Evaluation of a Pharmacy-to-Dose Pneumococcal Vaccination Protocol at an Academic Medical Center.

In February 2016, a pharmacy-to-dose (PTD) pneumococcal vaccination protocol was implemented to aid in the appropriate selection of pneumococcal vaccines. The primary objective was to compare the rate of appropriate vaccine ordering with the PTD protocol. Secondary objectives were to assess vaccine administration rate and determine factors preventing patients from receiving the vaccine after appropriate selection. This was a single-center, retrospective cohort study of adult patients admitted to an inpatient service. Eligible patients were 19 years of age or older and had either a PTD pneumococcal vaccination order placed or an alert triggered indicating that the patient was a candidate for a vaccination. Patients were excluded if they had contraindications to receiving either pneumococcal vaccine. The Fisher exact test was used to evaluate the primary objective, and descriptive statistics were used to evaluate the secondary objectives.
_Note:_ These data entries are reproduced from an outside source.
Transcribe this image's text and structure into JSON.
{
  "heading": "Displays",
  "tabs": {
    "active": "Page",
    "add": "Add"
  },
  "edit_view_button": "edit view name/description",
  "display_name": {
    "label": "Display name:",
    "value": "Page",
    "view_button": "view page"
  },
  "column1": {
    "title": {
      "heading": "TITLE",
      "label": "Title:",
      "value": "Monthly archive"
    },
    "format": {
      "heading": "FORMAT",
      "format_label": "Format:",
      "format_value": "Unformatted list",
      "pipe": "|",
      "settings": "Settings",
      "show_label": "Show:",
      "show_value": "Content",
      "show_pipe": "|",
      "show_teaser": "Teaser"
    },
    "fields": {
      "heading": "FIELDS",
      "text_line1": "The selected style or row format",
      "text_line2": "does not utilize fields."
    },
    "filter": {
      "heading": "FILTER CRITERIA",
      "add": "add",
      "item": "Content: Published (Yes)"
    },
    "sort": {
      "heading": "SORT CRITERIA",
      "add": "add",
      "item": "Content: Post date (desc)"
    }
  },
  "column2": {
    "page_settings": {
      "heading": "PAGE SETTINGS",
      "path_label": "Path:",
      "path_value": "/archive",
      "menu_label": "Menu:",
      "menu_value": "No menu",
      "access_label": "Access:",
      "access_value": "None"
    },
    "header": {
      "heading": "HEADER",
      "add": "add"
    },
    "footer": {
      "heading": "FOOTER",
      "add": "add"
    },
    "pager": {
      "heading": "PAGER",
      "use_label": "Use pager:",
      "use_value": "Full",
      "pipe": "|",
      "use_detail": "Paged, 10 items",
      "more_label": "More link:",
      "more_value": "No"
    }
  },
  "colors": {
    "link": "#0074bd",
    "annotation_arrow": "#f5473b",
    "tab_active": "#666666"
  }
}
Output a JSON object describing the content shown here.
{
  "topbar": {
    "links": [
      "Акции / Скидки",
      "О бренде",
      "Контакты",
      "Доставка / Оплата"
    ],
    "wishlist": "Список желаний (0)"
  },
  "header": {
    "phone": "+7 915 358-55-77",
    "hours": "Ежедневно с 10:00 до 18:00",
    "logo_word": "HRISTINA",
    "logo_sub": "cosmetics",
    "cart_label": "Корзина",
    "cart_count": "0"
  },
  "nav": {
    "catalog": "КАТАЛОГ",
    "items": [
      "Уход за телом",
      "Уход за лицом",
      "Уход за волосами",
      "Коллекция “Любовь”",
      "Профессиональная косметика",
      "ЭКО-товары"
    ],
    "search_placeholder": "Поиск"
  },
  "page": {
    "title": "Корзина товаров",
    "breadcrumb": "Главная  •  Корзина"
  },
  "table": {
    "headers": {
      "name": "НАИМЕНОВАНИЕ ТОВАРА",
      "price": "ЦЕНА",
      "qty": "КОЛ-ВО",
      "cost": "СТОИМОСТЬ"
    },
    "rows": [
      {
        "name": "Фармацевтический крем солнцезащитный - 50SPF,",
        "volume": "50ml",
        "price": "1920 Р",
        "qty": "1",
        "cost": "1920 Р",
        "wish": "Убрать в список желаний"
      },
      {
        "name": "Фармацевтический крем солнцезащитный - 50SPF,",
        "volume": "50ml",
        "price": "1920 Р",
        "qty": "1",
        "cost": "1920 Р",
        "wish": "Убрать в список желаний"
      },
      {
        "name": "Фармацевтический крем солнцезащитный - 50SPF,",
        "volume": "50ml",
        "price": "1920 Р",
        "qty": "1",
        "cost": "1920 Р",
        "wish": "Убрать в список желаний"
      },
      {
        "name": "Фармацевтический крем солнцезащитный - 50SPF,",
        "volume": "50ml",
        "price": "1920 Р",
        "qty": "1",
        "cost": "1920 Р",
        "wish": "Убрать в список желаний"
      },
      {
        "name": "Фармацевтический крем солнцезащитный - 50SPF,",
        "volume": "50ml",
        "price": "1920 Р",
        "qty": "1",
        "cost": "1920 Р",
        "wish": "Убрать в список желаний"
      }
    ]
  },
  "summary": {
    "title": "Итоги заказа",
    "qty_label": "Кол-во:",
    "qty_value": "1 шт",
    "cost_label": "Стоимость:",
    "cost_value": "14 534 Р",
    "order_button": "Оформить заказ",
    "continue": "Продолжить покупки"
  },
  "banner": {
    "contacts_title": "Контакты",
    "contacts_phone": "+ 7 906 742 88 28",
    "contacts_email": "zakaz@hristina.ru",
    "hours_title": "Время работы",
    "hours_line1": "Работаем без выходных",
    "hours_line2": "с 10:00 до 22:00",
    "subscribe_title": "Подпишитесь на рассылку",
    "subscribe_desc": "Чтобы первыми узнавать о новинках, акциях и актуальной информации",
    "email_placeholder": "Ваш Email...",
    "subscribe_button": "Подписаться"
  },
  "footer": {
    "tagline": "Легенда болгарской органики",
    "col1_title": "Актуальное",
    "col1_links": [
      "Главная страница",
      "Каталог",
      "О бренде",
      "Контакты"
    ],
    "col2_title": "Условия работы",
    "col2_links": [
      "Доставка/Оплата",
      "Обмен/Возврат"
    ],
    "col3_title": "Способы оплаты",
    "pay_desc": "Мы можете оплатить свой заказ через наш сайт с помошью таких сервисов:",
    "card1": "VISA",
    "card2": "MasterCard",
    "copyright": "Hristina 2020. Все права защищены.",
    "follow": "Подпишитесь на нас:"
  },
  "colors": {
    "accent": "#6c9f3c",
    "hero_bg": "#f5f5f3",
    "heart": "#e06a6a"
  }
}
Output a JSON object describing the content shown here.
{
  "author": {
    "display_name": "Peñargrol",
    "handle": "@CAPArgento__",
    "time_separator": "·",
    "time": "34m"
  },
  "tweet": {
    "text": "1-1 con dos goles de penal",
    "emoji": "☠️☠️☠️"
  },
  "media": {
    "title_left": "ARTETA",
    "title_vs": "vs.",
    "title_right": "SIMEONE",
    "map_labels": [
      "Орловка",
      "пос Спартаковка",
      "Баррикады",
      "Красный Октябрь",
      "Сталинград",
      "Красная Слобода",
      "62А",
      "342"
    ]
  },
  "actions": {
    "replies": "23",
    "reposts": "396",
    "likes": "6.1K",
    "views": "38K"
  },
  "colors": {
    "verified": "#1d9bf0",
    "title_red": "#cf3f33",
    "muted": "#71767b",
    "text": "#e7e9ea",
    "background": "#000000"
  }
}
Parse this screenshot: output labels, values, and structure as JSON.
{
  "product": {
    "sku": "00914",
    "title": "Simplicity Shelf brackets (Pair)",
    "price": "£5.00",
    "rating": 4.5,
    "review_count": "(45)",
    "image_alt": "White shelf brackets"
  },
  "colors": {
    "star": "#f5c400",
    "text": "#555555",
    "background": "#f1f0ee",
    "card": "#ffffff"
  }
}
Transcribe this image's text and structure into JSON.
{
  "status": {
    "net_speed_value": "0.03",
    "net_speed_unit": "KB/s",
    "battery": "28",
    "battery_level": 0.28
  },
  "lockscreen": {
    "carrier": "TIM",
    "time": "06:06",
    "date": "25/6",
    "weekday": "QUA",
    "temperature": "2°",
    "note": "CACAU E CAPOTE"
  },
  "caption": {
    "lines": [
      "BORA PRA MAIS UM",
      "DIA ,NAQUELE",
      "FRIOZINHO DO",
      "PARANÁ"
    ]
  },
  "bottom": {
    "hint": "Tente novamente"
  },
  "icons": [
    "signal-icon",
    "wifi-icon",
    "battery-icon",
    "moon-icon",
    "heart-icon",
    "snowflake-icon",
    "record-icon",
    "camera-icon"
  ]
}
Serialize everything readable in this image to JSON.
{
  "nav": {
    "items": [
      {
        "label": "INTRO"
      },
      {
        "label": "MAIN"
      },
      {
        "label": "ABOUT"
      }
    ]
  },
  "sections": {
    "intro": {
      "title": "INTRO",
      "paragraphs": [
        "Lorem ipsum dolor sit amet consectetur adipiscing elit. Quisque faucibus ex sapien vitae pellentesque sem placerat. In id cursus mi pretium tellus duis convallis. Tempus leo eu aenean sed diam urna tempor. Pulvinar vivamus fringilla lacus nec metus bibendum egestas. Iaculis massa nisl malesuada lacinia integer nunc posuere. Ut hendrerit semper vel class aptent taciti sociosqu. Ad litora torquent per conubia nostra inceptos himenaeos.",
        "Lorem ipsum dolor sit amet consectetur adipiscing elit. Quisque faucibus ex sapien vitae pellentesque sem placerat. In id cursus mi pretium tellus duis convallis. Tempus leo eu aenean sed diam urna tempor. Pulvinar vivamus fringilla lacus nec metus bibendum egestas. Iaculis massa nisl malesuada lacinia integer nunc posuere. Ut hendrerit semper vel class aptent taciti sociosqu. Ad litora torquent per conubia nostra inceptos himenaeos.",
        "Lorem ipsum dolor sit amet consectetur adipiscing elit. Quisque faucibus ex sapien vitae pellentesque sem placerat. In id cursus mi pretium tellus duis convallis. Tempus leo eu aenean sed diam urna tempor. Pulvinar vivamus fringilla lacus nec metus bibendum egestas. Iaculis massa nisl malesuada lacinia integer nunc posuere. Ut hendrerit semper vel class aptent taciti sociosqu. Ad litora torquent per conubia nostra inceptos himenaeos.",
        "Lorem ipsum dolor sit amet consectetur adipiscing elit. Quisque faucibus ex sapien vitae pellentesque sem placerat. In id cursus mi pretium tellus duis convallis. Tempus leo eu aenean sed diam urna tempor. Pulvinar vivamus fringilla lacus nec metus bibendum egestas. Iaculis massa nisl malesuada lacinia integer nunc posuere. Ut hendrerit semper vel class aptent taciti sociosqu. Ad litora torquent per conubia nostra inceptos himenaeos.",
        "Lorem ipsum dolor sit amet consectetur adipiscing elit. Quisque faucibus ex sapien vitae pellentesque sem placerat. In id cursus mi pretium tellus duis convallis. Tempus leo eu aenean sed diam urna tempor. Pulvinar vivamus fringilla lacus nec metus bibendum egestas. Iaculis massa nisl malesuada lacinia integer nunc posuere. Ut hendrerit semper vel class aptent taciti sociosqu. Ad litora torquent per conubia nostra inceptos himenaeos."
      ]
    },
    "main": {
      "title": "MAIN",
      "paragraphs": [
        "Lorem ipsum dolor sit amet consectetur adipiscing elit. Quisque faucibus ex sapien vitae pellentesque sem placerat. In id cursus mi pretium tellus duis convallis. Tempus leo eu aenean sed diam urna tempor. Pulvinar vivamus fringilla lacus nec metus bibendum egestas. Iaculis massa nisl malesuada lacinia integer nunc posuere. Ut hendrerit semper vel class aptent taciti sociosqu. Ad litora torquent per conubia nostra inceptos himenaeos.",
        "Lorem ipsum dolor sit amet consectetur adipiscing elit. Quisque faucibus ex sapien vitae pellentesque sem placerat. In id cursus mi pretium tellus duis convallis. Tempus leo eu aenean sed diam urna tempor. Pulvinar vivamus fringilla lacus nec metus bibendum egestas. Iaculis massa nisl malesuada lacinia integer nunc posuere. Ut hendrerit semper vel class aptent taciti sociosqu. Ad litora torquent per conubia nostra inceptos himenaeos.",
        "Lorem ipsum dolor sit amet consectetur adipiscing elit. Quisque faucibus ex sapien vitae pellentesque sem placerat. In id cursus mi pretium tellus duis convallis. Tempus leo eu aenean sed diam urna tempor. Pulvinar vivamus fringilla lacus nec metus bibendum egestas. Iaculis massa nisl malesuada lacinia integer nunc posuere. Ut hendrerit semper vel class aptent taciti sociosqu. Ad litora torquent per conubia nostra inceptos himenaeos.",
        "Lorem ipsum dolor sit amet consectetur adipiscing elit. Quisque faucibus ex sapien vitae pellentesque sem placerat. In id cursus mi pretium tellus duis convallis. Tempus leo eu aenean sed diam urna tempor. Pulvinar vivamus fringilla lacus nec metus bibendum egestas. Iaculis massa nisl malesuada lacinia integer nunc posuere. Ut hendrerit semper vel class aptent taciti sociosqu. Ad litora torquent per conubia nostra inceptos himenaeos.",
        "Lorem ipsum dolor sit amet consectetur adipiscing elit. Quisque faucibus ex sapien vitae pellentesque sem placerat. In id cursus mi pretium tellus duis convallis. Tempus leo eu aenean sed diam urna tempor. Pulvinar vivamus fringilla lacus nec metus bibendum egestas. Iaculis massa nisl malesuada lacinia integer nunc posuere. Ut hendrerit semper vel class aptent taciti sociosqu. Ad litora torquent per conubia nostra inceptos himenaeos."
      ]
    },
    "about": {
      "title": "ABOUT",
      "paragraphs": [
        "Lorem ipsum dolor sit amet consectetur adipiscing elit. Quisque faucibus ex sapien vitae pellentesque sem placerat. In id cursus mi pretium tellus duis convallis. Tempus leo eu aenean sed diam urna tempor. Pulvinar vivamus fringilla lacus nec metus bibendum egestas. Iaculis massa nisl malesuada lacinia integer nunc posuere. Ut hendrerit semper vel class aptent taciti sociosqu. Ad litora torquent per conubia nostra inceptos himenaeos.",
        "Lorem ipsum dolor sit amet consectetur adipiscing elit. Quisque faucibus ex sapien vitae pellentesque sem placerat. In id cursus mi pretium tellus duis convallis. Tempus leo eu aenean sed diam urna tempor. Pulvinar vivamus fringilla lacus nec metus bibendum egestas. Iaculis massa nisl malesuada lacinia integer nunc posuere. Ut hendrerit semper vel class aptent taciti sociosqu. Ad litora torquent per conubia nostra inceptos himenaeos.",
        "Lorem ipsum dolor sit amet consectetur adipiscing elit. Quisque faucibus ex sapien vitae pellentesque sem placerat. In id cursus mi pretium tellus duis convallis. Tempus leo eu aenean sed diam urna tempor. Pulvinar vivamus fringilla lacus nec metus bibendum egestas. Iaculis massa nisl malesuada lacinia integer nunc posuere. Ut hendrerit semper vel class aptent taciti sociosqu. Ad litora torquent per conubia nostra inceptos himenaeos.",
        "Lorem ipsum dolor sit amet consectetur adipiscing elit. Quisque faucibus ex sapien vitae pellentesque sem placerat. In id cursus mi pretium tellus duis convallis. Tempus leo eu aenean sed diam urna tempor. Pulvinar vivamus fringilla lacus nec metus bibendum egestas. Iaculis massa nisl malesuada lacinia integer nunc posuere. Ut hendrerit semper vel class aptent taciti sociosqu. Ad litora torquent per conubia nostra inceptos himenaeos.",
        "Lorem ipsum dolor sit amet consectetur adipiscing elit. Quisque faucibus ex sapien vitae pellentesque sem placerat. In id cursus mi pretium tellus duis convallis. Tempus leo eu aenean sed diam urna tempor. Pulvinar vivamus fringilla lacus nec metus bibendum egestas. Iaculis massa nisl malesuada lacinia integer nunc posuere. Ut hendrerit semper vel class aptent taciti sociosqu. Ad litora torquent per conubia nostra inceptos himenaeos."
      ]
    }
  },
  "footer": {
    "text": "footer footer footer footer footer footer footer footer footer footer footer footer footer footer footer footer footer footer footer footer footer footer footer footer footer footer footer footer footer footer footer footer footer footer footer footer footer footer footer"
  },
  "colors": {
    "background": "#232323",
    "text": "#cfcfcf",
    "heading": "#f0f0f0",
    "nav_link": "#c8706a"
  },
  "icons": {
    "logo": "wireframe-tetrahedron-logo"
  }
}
A total of 327 patients were included in the analysis: 167 in the preprotocol cohort and 160 in the postprotocol cohort. The correct vaccine ordering rates were found to be 26.9% (45/167) and 83.1% (133/160) in the preprotocol and postprotocol cohorts, respectively ( P < 0.001). In the postprotocol cohort, 17.5% (28/160) of patients did not have a vaccine administered. Reasons for vaccine administration failure were identified as patient refusal, patient expired during admission, vaccine not dispensed by pharmacy, and vaccine dispensed by pharmacy but returned. The PTD pneumococcal vaccination protocol significantly improved correct vaccine ordering rates.